Latest Listens (Retro ’80s Soundtrack Special)

Drive (Original Motion
Picture Soundtrack)
drive-soundtrack.jpg

Critics were divided over the film Drive last year, some raving and others hating, but there was one opinion
that was universal: it had the coolest soundtrack in recent memory. Keeping in
tune with its ’80s visual aesthetic, the soundtrack bounces from synths to
dancehall slow-jams at full throttle. The opening track (of the film and album
alike) “Nightcall” blasts through your speakers, effortlessly transporting you
to the more sleazy side of Los Angeles nightlife that the film lives in. “Under
Your Spell” plays out as a touching yet disturbing love ballad (much like the
film itself) and pushes the dancehall rhythms merrily along. The apex of the
album is “A Real Hero,” featuring some of the most earnest lyrics ever sung on
top of a head-thumping bass. Cliff Martinez, a frequent music composer on
Steven Soderbergh films, rounds out the rest of the album with his indelible
score, mixing orchestral grandeur with electronic pulses. I don’t think I have
to drive (pun intended) the point home any further; this soundtrack is
phenomenal.

College feat. Electric Youth – A Real Hero

Take Me Home Tonight
(Original Motion Picture Soundtrack)
Take Me Home Tonight Soundtrack.jpg

When Topher Grace made the film Take Me Home Tonight, he was trying to emulate the sweet and silly
films from the ’80s (for which John Hughes gets all the credit).
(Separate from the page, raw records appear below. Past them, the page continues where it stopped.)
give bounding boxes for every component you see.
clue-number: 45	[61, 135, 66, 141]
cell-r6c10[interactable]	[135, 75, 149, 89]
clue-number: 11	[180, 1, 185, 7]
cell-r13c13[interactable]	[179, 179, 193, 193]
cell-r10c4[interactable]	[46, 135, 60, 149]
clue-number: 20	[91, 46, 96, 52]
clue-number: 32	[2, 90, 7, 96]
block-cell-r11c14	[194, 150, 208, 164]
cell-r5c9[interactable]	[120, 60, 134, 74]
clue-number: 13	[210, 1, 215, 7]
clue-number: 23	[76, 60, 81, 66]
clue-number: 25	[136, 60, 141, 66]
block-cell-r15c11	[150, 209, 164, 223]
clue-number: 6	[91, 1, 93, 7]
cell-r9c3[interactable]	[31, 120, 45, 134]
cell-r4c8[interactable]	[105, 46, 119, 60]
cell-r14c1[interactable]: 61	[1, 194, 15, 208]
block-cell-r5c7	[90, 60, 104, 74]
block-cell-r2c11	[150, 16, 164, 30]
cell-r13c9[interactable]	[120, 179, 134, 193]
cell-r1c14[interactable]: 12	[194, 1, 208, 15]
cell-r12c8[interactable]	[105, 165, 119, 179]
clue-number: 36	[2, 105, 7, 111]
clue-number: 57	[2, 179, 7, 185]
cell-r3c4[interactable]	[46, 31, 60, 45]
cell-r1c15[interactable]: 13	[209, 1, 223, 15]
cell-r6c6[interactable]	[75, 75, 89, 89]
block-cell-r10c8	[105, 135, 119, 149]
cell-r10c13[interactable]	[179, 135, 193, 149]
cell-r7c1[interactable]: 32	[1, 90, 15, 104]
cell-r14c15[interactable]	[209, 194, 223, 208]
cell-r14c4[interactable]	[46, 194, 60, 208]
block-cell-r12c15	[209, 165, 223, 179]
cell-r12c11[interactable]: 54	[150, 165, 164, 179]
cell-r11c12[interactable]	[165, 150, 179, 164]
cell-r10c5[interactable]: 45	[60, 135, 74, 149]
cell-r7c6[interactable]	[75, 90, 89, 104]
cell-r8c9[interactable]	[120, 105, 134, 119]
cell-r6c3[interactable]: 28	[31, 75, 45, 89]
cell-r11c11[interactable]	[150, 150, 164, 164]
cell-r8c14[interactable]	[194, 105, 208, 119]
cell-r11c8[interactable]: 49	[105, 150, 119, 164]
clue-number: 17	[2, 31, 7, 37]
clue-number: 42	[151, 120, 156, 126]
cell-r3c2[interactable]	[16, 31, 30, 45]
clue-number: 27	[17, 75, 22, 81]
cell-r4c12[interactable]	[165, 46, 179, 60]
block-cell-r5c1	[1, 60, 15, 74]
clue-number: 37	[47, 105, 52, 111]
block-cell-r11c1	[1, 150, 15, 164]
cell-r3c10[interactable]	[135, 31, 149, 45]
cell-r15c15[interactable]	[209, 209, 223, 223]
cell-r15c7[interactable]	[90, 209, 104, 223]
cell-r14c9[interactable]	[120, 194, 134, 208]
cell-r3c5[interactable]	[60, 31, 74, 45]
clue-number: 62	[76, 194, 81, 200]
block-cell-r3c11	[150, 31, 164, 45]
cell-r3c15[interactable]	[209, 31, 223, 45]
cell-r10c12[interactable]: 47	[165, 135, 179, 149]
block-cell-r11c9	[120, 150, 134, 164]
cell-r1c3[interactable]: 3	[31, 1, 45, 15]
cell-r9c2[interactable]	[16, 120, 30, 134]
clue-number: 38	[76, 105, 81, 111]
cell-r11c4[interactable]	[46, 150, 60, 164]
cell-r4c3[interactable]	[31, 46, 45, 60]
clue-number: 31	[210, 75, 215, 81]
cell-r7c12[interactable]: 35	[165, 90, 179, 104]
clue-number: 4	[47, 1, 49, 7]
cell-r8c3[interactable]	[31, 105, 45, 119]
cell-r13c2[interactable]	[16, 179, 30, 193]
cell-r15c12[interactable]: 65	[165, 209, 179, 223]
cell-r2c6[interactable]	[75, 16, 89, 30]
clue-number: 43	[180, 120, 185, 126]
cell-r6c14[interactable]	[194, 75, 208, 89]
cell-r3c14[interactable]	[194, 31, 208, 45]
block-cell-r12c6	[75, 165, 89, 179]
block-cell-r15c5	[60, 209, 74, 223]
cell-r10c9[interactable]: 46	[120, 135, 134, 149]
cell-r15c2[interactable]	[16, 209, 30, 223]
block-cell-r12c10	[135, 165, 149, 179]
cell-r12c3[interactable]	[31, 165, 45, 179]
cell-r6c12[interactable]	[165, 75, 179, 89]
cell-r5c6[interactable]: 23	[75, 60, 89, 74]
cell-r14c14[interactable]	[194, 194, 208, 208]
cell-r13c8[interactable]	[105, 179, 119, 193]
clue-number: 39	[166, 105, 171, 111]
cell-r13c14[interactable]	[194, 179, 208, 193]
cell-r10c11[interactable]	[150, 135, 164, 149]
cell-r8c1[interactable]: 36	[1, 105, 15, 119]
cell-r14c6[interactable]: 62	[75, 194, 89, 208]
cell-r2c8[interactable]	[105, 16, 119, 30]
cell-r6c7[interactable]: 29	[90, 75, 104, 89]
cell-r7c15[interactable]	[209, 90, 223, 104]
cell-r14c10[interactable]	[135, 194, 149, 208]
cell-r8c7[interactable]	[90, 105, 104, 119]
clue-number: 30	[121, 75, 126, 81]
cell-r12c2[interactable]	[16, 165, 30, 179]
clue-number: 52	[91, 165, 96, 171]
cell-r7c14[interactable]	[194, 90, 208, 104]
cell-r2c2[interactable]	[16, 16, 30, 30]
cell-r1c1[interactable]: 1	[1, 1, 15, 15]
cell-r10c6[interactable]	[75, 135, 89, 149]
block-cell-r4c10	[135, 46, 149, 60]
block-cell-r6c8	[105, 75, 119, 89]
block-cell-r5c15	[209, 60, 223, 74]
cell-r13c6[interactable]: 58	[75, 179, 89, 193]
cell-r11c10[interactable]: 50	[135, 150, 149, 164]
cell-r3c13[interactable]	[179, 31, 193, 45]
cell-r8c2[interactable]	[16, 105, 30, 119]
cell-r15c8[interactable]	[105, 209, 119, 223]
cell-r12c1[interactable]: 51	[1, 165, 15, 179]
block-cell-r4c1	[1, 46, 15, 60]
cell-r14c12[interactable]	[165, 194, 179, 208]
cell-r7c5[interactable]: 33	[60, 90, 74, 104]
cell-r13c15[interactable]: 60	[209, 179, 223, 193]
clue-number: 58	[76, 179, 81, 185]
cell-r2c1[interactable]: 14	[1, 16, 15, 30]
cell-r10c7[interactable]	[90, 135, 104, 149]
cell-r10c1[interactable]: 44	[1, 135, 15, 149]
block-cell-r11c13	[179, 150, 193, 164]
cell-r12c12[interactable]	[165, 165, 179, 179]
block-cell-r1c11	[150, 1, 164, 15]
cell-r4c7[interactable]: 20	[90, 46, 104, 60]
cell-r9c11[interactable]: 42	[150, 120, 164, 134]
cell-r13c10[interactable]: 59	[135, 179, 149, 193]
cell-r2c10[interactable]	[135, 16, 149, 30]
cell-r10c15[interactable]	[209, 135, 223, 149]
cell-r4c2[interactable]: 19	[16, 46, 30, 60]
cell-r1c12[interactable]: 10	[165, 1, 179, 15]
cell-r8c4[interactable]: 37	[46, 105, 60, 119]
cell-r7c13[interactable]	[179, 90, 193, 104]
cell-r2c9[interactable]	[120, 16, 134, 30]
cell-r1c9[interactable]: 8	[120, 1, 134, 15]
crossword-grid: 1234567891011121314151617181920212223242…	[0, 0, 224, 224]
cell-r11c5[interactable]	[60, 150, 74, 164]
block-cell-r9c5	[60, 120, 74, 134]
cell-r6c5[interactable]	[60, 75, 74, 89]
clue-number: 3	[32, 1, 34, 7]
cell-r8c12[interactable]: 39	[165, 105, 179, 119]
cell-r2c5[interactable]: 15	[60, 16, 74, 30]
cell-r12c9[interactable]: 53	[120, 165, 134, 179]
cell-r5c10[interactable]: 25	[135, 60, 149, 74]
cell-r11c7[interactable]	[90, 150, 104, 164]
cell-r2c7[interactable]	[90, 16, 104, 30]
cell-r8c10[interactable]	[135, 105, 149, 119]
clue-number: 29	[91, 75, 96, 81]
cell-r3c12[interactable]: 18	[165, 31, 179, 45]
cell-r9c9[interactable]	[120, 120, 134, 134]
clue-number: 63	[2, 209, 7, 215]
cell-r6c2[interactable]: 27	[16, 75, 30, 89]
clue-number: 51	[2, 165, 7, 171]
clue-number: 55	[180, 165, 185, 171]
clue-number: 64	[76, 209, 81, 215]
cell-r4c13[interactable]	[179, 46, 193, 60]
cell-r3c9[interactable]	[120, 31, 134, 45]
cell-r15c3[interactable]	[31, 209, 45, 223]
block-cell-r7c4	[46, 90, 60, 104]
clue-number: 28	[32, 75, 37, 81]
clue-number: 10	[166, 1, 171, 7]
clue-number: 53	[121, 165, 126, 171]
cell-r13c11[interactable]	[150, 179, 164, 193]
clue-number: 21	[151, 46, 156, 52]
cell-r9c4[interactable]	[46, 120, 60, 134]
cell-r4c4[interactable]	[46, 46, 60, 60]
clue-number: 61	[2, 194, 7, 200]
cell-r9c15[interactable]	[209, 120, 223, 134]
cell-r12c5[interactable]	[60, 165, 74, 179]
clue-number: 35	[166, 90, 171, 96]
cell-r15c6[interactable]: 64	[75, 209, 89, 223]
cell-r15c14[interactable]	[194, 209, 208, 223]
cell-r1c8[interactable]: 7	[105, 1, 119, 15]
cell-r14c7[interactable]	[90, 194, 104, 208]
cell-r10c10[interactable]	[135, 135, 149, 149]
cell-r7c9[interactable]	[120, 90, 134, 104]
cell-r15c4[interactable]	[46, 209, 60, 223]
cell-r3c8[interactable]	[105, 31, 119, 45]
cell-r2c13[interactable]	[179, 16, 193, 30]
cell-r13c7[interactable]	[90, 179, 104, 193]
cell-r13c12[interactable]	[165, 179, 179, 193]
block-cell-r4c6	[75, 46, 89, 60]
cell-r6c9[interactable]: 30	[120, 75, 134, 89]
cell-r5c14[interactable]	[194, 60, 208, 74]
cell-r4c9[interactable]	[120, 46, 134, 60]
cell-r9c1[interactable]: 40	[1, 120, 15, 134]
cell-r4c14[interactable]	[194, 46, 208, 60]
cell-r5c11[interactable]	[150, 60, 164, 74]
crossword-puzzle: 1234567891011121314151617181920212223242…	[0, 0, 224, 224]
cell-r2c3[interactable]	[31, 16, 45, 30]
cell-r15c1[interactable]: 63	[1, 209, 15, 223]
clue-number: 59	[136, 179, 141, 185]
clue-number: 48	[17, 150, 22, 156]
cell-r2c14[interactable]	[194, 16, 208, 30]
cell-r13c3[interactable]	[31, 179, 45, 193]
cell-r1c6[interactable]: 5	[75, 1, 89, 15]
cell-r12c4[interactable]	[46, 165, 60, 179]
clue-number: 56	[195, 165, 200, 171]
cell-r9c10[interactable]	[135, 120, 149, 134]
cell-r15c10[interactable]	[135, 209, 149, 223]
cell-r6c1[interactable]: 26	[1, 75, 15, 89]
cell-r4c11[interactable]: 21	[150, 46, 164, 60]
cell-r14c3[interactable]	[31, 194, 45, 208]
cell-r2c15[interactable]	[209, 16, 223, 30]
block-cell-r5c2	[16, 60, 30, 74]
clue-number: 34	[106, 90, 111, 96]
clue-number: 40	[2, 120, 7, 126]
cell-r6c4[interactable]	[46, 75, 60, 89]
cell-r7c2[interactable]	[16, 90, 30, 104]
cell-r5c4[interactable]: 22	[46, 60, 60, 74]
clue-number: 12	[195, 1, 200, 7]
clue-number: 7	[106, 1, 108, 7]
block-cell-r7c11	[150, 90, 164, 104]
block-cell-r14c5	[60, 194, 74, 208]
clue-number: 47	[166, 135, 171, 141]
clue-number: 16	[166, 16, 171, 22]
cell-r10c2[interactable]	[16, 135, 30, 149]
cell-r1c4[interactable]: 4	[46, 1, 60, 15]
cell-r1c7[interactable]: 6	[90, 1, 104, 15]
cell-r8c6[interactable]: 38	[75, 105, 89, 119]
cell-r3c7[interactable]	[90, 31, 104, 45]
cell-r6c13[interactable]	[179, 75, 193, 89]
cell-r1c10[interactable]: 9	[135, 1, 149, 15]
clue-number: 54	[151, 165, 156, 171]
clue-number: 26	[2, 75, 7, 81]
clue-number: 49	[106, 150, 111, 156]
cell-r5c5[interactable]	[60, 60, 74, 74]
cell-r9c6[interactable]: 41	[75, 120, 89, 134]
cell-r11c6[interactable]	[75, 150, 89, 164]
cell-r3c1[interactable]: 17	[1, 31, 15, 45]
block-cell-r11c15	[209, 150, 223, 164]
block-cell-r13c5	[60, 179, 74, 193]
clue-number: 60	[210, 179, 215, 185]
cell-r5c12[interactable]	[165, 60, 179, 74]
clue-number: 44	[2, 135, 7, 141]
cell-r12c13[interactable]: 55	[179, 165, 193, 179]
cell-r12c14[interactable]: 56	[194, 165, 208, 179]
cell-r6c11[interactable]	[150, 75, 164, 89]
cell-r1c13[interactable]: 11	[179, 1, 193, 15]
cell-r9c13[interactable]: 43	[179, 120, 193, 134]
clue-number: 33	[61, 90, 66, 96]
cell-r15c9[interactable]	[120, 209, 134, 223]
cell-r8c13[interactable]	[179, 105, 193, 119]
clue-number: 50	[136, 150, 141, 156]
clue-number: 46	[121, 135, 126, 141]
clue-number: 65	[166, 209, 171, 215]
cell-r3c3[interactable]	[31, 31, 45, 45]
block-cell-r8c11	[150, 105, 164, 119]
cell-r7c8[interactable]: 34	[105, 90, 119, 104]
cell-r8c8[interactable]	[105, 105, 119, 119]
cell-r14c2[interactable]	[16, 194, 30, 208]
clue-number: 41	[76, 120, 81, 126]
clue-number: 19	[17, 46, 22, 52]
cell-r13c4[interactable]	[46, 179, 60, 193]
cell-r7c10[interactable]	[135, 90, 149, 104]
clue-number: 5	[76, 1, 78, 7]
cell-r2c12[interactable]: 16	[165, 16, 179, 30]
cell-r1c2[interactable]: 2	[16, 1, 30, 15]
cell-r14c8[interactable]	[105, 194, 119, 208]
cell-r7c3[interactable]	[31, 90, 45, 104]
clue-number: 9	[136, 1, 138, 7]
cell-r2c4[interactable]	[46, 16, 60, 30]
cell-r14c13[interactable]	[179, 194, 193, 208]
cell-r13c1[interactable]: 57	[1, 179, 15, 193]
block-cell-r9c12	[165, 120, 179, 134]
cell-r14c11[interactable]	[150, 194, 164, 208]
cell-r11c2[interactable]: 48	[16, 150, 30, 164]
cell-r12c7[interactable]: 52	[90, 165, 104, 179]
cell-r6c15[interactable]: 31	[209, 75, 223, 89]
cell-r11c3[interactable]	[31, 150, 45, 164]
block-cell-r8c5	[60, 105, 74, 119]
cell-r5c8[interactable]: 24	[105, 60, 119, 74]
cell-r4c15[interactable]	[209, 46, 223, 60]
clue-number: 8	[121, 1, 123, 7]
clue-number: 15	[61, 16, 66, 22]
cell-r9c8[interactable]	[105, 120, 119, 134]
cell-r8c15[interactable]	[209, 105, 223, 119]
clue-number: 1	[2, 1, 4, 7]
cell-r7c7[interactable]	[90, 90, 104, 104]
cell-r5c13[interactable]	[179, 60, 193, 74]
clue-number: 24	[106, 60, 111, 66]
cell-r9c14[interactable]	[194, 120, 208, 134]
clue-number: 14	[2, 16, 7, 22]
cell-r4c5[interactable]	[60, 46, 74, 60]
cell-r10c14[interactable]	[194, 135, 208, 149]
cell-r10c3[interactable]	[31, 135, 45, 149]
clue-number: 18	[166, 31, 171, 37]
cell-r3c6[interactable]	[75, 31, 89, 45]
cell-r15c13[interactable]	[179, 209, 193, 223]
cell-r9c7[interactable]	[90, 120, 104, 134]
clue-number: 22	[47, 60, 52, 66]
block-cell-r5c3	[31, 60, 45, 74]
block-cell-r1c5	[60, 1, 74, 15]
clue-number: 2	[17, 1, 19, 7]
Of course, to
make a film seem like it was made in that decade, you have to load its
soundtrack with pure ’80s tunes, for better or for worse. Better than any
actual ’80s album compilations, the soundtrack covers all areas of the decade
in just 12 songs. If you were in high school or college in the ’80s, you will
have no doubt heard these songs from a boom box or two back in the day. Such
hits include: “Video Killed the Radio Star,” “Hungry Like the Wolf,” “Safety Dance,” and what
’80s nostalgia trip would be complete without: “Straight Outta Compton?”